Mrs. Swanwick smiled, and Nanny went on peeling potatoes.
"I don't go with Friends—I'm church people, and I likes the real quality."
"Yes, I know, Nanny." She had heard all this many times.
"I heard the Governor askin' you—"
"Yes, yes. I think she may go, Nanny."
"She'll go, and some time she'll stay," said Nanny.
"Indeed? Well—I shall see," said the mistress.
"Potatoes ain't what they used to be, and neither is folks."
Now and then, with more doubt as Margaret grew and matured, her mother permitted her to stay for a day at Belmont, or at Cliveden with the Chews, but more readily with Darthea Wynne. Just now an occasional visitor, Mr. John Penn, the Proprietary, had come with his wife to ask the girl to dine at Landsdowne. It would be a quiet party. She could come with Mr. Schmidt, who, like Nanny, seeing the girl of late somewhat less gay than usual and indisposed to the young Quaker kinsfolk, with whom she had little in common, urged the mother to consent. She yielded reluctantly. "Ann," said the gentleman in the ruby-colored coat, "would take care of her." This Ann, the daughter of the Chief Justice Allen, was a friend of Mary Swanwick's youth. There was advice given, and some warnings, which the pleased girl, it is to be feared, thought little of as, wrapped in furs, Schmidt drove her in his sleigh over the float bridge at the middle ferry, and at last along the Monument Road from the Lancaster Pike to the front of the Italian villa John Penn built where now in the park stands the Horticultural Hall.

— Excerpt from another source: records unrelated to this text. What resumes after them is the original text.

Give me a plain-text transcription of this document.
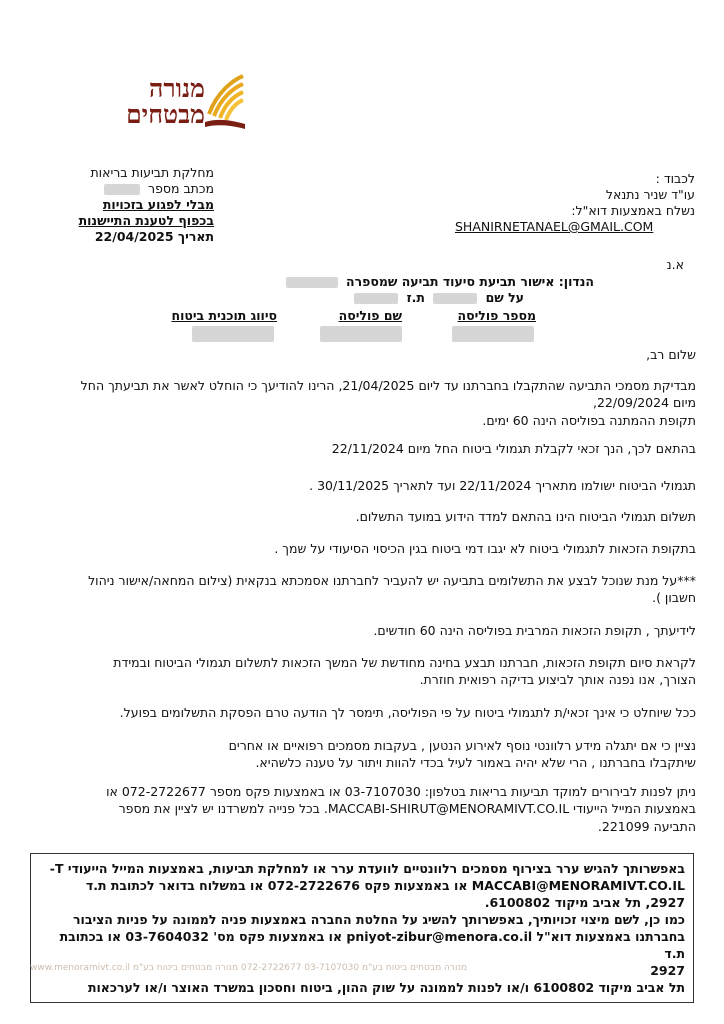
מנורה
מבטחים
מחלקת תביעות בריאות
מכתב מספר
מבלי לפגוע בזכויות
בכפוף לטענת התיישנות
תאריך 22/04/2025
לכבוד :
עו"ד שניר נתנאל
נשלח באמצעות דוא"ל:
SHANIRNETANAEL@GMAIL.COM
א.נ
הנדון: אישור תביעת סיעוד תביעה שמספרה
על שם  ת.ז
מספר פוליסה
שם פוליסה
סיווג תוכנית ביטוח
שלום רב,

מבדיקת מסמכי התביעה שהתקבלו בחברתנו עד ליום 21/04/2025, הרינו להודיעך כי הוחלט לאשר את תביעתך החל

מיום 22/09/2024,

תקופת ההמתנה בפוליסה הינה 60 ימים.

בהתאם לכך, הנך זכאי לקבלת תגמולי ביטוח החל מיום 22/11/2024
תגמולי הביטוח ישולמו מתאריך 22/11/2024 ועד לתאריך 30/11/2025 .
תשלום תגמולי הביטוח הינו בהתאם למדד הידוע במועד התשלום.
בתקופת הזכאות לתגמולי ביטוח לא יגבו דמי ביטוח בגין הכיסוי הסיעודי על שמך .

***על מנת שנוכל לבצע את התשלומים בתביעה יש להעביר לחברתנו אסמכתא בנקאית (צילום המחאה/אישור ניהול

חשבון ).

לידיעתך , תקופת הזכאות המרבית בפוליסה הינה 60 חודשים.

לקראת סיום תקופת הזכאות, חברתנו תבצע בחינה מחודשת של המשך הזכאות לתשלום תגמולי הביטוח ובמידת

הצורך, אנו נפנה אותך לביצוע בדיקה רפואית חוזרת.

ככל שיוחלט כי אינך זכאי/ת לתגמולי ביטוח על פי הפוליסה, תימסר לך הודעה טרם הפסקת התשלומים בפועל.

נציין כי אם יתגלה מידע רלוונטי נוסף לאירוע הנטען , בעקבות מסמכים רפואיים או אחרים

שיתקבלו בחברתנו , הרי שלא יהיה באמור לעיל בכדי להוות ויתור על טענה כלשהיא.

ניתן לפנות לבירורים למוקד תביעות בריאות בטלפון: 03-7107030 או באמצעות פקס מספר 072-2722677 או

באמצעות המייל הייעודי MACCABI-SHIRUT@MENORAMIVT.CO.IL. בכל פנייה למשרדנו יש לציין את מספר

התביעה 221099.

באפשרותך להגיש ערר בצירוף מסמכים רלוונטיים לוועדת ערר או למחלקת תביעות, באמצעות המייל הייעודי T-

MACCABI@MENORAMIVT.CO.IL או באמצעות פקס 072-2722676 או במשלוח בדואר לכתובת ת.ד

2927, תל אביב מיקוד 6100802.

כמו כן, לשם מיצוי זכויותיך, באפשרותך להשיג על החלטת החברה באמצעות פניה לממונה על פניות הציבור

בחברתנו באמצעות דוא"ל pniyot-zibur@menora.co.il או באמצעות פקס מס' 03-7604032 או בכתובת ת.ד

2927

תל אביב מיקוד 6100802 ו/או לפנות לממונה על שוק ההון, ביטוח וחסכון במשרד האוצר ו/או לערכאות

www.menoramivt.co.il מנורה מבטחים ביטוח בע"מ 03-7107030 072-2722677 מנורה מבטחים ביטוח בע"מ
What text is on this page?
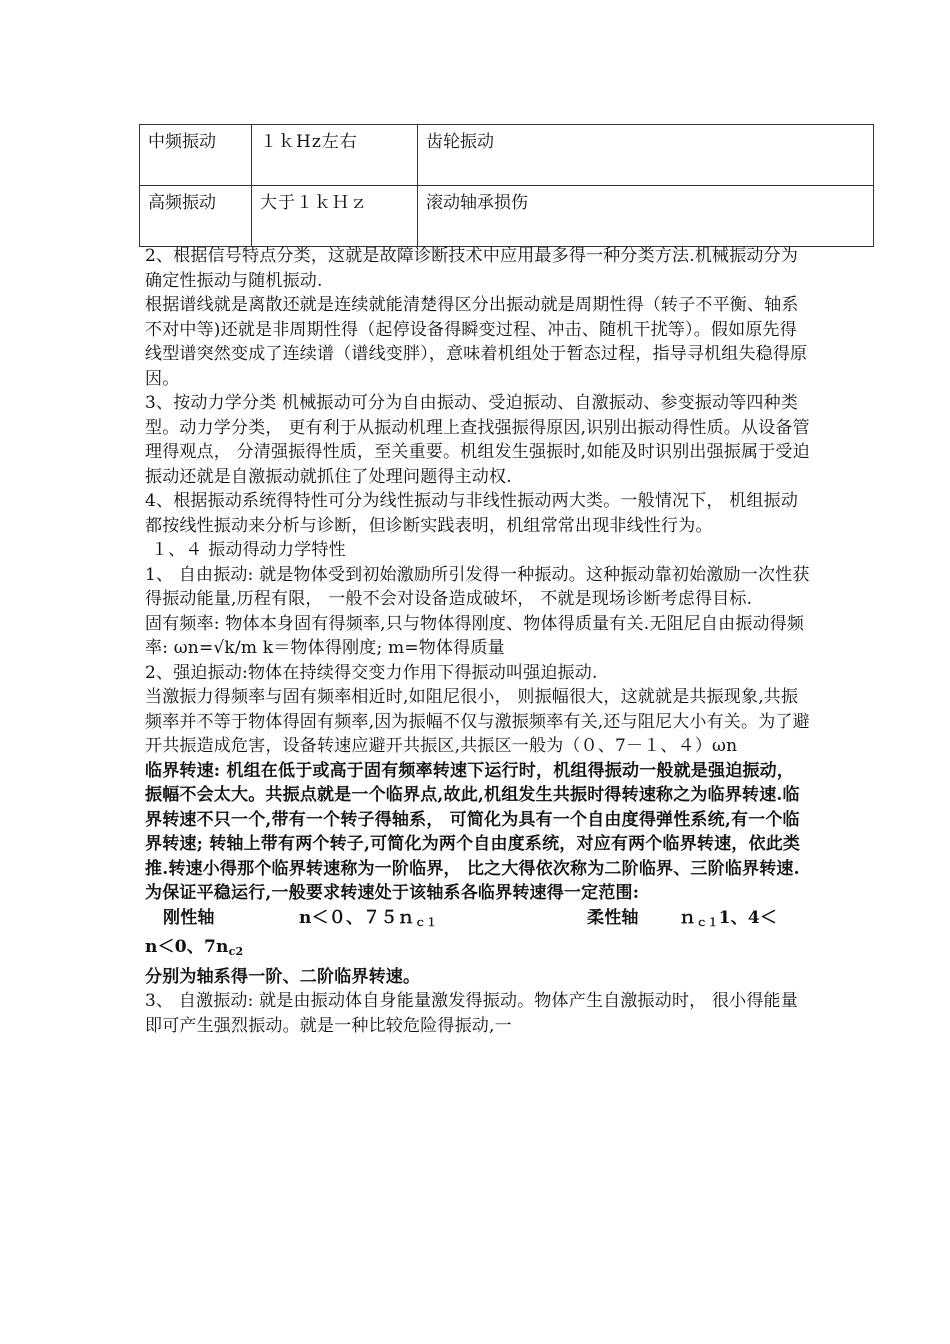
中频振动	１ｋHz左右	齿轮振动
高频振动	大于１ｋＨｚ	滚动轴承损伤

2、根据信号特点分类，这就是故障诊断技术中应用最多得一种分类方法.机械振动分为确定性振动与随机振动.

根据谱线就是离散还就是连续就能清楚得区分出振动就是周期性得（转子不平衡、轴系不对中等)还就是非周期性得（起停设备得瞬变过程、冲击、随机干扰等）。假如原先得线型谱突然变成了连续谱（谱线变胖），意味着机组处于暂态过程，指导寻机组失稳得原因。

3、按动力学分类 机械振动可分为自由振动、受迫振动、自激振动、参变振动等四种类型。动力学分类， 更有利于从振动机理上查找强振得原因,识别出振动得性质。从设备管理得观点， 分清强振得性质，至关重要。机组发生强振时,如能及时识别出强振属于受迫振动还就是自激振动就抓住了处理问题得主动权.

4、根据振动系统得特性可分为线性振动与非线性振动两大类。一般情况下， 机组振动都按线性振动来分析与诊断，但诊断实践表明，机组常常出现非线性行为。

１、４ 振动得动力学特性

1、 自由振动: 就是物体受到初始激励所引发得一种振动。这种振动靠初始激励一次性获得振动能量,历程有限， 一般不会对设备造成破坏， 不就是现场诊断考虑得目标.

固有频率: 物体本身固有得频率,只与物体得刚度、物体得质量有关.无阻尼自由振动得频率: ωn=√k/m k＝物体得刚度; m=物体得质量

2、强迫振动:物体在持续得交变力作用下得振动叫强迫振动.

当激振力得频率与固有频率相近时,如阻尼很小， 则振幅很大，这就就是共振现象,共振频率并不等于物体得固有频率,因为振幅不仅与激振频率有关,还与阻尼大小有关。为了避开共振造成危害，设备转速应避开共振区,共振区一般为（０、7－１、４）ωn

临界转速: 机组在低于或高于固有频率转速下运行时，机组得振动一般就是强迫振动， 振幅不会太大。共振点就是一个临界点,故此,机组发生共振时得转速称之为临界转速.临界转速不只一个,带有一个转子得轴系， 可简化为具有一个自由度得弹性系统,有一个临界转速; 转轴上带有两个转子,可简化为两个自由度系统，对应有两个临界转速，依此类推.转速小得那个临界转速称为一阶临界， 比之大得依次称为二阶临界、三阶临界转速.为保证平稳运行,一般要求转速处于该轴系各临界转速得一定范围:

刚性轴	n＜０、７５ｎｃ１	柔性轴	ｎｃ１1、4＜

n＜0、$7n_{c2}$

分别为轴系得一阶、二阶临界转速。

3、 自激振动: 就是由振动体自身能量激发得振动。物体产生自激振动时， 很小得能量即可产生强烈振动。就是一种比较危险得振动,一
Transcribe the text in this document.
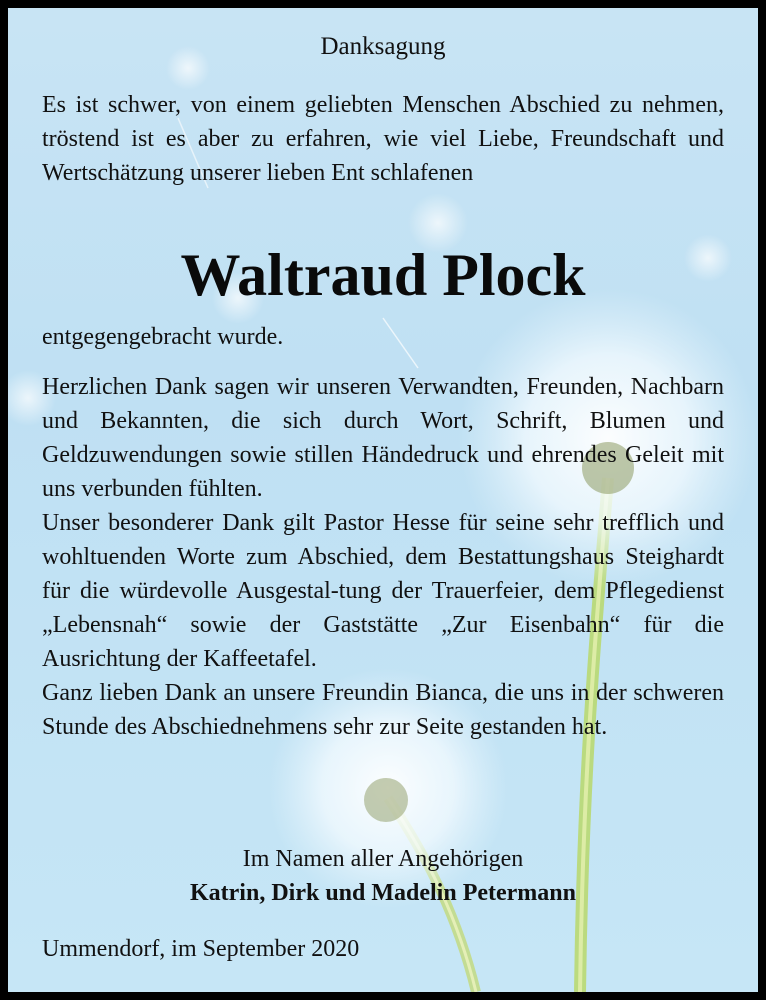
Danksagung

Es ist schwer, von einem geliebten Menschen Abschied zu nehmen, tröstend ist es aber zu erfahren, wie viel Liebe, Freundschaft und Wertschätzung unserer lieben Ent schlafenen

Waltraud Plock

entgegengebracht wurde.

Herzlichen Dank sagen wir unseren Verwandten, Freunden, Nachbarn und Bekannten, die sich durch Wort, Schrift, Blumen und Geldzuwendungen sowie stillen Händedruck und ehrendes Geleit mit uns verbunden fühlten.

Unser besonderer Dank gilt Pastor Hesse für seine sehr trefflich und wohltuenden Worte zum Abschied, dem Bestattungshaus Steighardt für die würdevolle Ausgestal-tung der Trauerfeier, dem Pflegedienst „Lebensnah“ sowie der Gaststätte „Zur Eisenbahn“ für die Ausrichtung der Kaffeetafel.

Ganz lieben Dank an unsere Freundin Bianca, die uns in der schweren Stunde des Abschiednehmens sehr zur Seite gestanden hat.

Im Namen aller Angehörigen
Katrin, Dirk und Madelin Petermann
Ummendorf, im September 2020
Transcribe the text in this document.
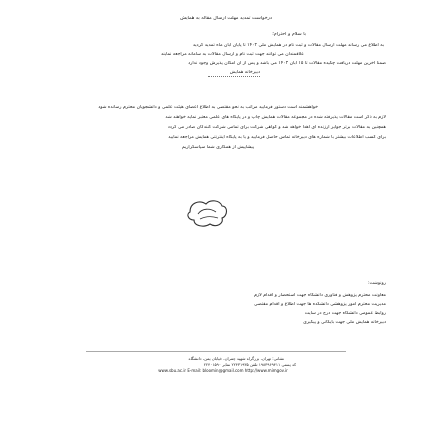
درخواست تمدید مهلت ارسال مقاله به همایش
با سلام و احترام؛
به اطلاع می رساند مهلت ارسال مقالات و ثبت نام در همایش ملی ۱۴۰۲ تا پایان آبان ماه تمدید گردید
علاقمندان می توانند جهت ثبت نام و ارسال مقالات به سامانه مراجعه نمایند
ضمناً آخرین مهلت دریافت چکیده مقالات تا ۱۵ آبان ۱۴۰۲ می باشد و پس از آن امکان پذیرش وجود ندارد
دبیرخانه همایش
خواهشمند است دستور فرمایید مراتب به نحو مقتضی به اطلاع اعضای هیئت علمی و دانشجویان محترم رسانده شود
لازم به ذکر است مقالات پذیرفته شده در مجموعه مقالات همایش چاپ و در پایگاه های علمی معتبر نمایه خواهند شد
همچنین به مقالات برتر جوایز ارزنده ای اهدا خواهد شد و گواهی شرکت برای تمامی شرکت کنندگان صادر می گردد
برای کسب اطلاعات بیشتر با شماره های دبیرخانه تماس حاصل فرمایید و یا به پایگاه اینترنتی همایش مراجعه نمایید
پیشاپیش از همکاری شما سپاسگزاریم
رونوشت:
معاونت محترم پژوهش و فناوری دانشگاه جهت استحضار و اقدام لازم
مدیریت محترم امور پژوهشی دانشکده ها جهت اطلاع و اقدام مقتضی
روابط عمومی دانشگاه جهت درج در سایت
دبیرخانه همایش ملی جهت بایگانی و پیگیری
نشانی: تهران، بزرگراه شهید چمران، خیابان یمن، دانشگاه
کد پستی ۱۹۸۳۹۶۹۴۱۱ تلفن ۲۲۴۳۱۹۳۵ نمابر ۲۲۴۰۱۵۹۰
www.sbu.ac.ir E-mail: bloomin@gmail.com http://www.mimgov.ir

The sky was clear, the sun brilliant. There were far-away glimpses of the river, and on the terrace to meet them, at three o'clock, a group of gay young cousins, who came out with Mrs. Byrd of Westover, the hostess, Ann Penn, very splendid in gown and powder, with Mr. Peters, their neighbor, of late made a judge, and the Governor in purple velvet short-clothes and gold buckles. He put out in welcome a lace-ruffled hand, of which he was said to be proud. A hood, and over it a calash for shelter from cold, had replaced the girl's Quaker bonnet, and now it was cast back, and the frost-red cheeks were kissed, and the profuse compliments of the day paid to the really charming face of Margaret, whom nature had set off with color and whom stern decrees of usage had clad for contrast in relieving gray silks.